September 23, 2019
Foucault, Michel. “What is an Author?” In Language Counter-Memory Practice, tr. Donald Bouchard, 113-137. Ithaca: Cornell University Press, 1978.
Abstract: Modern constructions of the author and authorship are part of a larger system of ideas and beliefs intended to control knowledge and meaning. When these larger cultural paradigms shift, so does our understanding of authorship.
Quick Bio: Foucault (1926-1983) was born, raised, and educated in France in the 20th century. Coming from a post-structuralist lens, his writings deal primarily with the politics of knowledge and power in their many iterations throughout history. “What is an Author?” was originally a lecture given on literary theory 2 years following the publication of Barthes’ “Death of the Author.” In the context of this particular lecture, it is interesting to note that Foucault left instructions that there were to be no posthumous publications of any of his writings that were not published during his lifetime. (https://plato.stanford.edu/entries/foucault/#BiogSket).

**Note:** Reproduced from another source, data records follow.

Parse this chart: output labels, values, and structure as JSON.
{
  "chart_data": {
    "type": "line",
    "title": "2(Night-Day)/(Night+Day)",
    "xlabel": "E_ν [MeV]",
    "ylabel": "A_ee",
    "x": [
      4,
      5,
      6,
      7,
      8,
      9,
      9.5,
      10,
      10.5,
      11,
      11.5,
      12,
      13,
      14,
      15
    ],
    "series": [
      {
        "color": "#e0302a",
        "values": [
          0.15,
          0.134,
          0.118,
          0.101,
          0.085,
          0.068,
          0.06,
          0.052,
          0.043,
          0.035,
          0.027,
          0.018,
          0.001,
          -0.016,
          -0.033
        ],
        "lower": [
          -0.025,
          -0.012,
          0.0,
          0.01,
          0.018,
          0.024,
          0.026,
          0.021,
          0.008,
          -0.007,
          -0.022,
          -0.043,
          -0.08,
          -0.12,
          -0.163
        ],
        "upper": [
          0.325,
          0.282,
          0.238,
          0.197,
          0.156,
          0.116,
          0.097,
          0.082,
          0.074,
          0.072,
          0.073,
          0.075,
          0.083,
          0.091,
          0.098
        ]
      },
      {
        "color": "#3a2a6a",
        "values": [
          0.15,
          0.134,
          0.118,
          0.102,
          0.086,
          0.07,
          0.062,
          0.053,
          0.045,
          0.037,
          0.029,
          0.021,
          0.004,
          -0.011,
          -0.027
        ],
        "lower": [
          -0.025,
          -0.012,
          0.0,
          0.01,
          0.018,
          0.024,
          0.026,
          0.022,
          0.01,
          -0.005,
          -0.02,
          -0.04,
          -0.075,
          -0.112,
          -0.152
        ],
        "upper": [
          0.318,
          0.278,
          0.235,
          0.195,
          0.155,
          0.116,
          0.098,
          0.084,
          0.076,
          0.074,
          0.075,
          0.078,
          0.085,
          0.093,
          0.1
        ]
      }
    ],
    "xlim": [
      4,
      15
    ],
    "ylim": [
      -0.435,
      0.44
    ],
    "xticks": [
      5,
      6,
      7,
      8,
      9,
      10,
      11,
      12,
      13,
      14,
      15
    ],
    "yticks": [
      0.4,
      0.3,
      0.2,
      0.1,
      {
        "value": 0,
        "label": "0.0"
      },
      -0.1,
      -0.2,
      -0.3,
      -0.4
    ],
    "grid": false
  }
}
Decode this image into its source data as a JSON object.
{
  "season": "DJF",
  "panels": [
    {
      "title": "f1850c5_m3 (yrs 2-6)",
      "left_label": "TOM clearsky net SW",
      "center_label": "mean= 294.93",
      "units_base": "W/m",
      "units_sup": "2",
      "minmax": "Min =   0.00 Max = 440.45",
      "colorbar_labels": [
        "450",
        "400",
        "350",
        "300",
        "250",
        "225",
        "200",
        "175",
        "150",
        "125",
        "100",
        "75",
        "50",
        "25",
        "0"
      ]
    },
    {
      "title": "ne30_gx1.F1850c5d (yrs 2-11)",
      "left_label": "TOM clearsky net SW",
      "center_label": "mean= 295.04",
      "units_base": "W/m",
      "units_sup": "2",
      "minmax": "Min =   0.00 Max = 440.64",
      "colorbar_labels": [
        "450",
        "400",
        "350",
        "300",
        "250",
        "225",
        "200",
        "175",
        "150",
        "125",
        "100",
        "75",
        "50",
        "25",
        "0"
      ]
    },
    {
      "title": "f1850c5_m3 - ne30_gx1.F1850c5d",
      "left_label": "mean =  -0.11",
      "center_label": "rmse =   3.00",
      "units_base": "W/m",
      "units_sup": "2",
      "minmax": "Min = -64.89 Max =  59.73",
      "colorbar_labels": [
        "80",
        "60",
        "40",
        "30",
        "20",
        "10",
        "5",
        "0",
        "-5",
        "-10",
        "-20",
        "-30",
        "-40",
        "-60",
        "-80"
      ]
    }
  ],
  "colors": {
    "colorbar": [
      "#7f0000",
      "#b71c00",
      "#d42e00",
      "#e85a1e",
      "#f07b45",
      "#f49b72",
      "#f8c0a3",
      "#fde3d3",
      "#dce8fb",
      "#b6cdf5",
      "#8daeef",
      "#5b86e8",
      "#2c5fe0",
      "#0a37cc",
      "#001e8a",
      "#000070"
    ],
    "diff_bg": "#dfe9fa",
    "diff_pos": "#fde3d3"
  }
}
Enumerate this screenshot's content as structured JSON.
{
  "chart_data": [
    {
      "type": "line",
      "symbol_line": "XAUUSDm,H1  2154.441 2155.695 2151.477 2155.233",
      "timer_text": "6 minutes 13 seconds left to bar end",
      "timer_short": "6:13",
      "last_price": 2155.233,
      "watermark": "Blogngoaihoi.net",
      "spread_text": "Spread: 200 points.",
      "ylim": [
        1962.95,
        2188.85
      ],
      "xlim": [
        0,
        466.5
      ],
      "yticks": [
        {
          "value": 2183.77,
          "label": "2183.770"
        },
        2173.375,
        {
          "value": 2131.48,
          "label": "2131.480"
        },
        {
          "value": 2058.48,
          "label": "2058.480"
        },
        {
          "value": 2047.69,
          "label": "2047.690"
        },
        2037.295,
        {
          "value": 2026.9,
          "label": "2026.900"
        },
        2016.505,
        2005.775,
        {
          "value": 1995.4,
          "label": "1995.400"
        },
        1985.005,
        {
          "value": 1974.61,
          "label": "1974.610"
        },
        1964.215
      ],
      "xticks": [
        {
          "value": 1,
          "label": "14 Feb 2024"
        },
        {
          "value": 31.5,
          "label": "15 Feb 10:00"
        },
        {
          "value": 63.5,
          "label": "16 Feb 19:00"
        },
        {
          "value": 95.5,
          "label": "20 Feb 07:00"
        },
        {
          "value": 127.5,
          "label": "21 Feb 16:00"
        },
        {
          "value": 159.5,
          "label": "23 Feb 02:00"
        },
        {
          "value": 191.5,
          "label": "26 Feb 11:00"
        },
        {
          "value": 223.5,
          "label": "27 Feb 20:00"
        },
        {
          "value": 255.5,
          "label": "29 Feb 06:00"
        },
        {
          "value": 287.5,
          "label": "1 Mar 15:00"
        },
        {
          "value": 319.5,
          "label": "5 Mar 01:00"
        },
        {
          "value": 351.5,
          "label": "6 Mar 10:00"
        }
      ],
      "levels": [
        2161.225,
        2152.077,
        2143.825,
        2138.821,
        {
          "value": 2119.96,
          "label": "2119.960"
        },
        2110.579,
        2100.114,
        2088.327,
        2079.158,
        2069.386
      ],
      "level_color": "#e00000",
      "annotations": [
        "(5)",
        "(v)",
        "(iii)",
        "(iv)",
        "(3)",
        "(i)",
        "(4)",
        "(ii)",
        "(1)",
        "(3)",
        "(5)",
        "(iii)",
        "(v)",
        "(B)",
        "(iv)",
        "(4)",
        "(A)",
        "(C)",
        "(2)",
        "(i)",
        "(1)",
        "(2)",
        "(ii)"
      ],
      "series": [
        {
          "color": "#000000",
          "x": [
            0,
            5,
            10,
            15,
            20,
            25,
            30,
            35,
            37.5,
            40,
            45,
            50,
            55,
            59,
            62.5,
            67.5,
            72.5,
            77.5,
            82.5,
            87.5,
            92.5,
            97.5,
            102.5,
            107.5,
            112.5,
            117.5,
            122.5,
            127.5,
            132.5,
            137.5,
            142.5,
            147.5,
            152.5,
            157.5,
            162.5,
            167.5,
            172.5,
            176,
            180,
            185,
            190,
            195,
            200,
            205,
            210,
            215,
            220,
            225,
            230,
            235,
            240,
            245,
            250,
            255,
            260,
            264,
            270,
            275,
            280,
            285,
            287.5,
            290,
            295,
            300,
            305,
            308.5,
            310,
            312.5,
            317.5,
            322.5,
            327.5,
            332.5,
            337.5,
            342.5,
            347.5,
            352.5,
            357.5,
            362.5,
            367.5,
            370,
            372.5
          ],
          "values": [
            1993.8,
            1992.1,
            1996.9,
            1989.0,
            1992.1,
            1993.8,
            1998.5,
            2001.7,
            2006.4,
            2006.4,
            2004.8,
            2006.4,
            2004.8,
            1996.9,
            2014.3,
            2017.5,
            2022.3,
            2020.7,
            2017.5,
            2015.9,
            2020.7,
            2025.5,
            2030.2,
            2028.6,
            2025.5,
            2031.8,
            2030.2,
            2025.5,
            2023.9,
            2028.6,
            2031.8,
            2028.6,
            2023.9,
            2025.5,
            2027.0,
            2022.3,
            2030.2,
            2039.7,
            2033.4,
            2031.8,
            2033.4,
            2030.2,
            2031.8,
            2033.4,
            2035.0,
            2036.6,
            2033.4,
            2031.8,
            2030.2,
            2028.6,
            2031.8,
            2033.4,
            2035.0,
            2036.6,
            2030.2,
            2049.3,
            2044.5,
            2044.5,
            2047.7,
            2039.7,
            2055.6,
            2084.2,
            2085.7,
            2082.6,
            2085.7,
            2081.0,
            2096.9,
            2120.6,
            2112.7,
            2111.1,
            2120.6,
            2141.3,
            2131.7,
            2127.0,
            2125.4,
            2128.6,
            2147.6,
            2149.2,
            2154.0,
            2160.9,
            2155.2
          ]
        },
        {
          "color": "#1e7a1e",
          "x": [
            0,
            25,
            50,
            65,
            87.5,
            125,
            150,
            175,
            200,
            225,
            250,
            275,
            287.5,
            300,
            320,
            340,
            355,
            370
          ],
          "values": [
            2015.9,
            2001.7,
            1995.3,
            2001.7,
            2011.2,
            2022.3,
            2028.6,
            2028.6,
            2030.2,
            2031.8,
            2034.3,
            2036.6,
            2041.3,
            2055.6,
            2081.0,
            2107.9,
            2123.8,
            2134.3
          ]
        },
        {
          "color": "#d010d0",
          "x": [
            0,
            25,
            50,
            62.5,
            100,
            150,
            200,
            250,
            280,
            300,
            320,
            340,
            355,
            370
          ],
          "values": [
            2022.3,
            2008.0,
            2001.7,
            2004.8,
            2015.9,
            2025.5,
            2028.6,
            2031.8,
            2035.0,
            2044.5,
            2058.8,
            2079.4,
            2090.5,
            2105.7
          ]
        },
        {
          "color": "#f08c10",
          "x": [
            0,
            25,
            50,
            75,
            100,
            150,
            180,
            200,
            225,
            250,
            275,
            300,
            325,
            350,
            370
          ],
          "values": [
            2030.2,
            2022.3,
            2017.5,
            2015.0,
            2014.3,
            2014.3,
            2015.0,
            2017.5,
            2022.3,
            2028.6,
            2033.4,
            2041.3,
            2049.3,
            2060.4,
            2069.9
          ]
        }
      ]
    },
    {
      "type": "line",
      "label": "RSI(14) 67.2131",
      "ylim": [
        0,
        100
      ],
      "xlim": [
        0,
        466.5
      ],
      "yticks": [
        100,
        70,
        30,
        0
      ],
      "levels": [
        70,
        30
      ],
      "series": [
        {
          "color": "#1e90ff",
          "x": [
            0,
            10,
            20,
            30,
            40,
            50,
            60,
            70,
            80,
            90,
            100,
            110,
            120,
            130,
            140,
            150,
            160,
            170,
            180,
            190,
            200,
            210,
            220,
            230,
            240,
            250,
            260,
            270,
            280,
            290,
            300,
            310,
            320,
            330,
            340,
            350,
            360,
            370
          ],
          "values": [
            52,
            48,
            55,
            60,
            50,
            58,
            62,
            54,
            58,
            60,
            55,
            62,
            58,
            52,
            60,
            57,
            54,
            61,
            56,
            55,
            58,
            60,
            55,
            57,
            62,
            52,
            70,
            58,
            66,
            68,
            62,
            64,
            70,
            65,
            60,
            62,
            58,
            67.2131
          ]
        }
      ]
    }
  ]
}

The integrity of texts does not rely on being expressions of an individual in order to exist and have meaning
An author’s name is not inherently a marker of the individual responsible for the text, but also functions as a means of classification and categorization of texts
Author’s name as both descriptor and designator
Author as unifying characteristic of a series of texts, so that even when these texts vary or change, they are still classified together under the name of the author
The author is not synonymous with an individual, but a marker to contextualize and think about texts and discourses
Characterized by a plurality of egos
Linked to the legal system in which discourses take place
Not universally applied to all texts, and operates differently across time and culture
Applies to discourses as well as singular texts (e.g. Marx / Marxism, Freud / psychoanalysis)
Both the act of writing and the nature of writing as an entity in itself
Writing as the interplay between presence and absence
Foucault begins and ends his discussion with the question: “What matter who’s speaking?”
How can we think about the author-function as it operates in our current institutions? In particular, what implications does Foucault’s deconstruction of modern authorship have in regards to contemporary intellectual property laws?
Thinking beyond the scope of an author’s (or artist’s) lifetime, to what extent does the individual author actually matter when considering a text or discourse, particularly outside of the author’s lifetime? (For example, you could argue that it isn’t necessary to know about Marx as an individual to understand his writing, but that it is more important to understand the historical context in which he developed his texts & discourses.)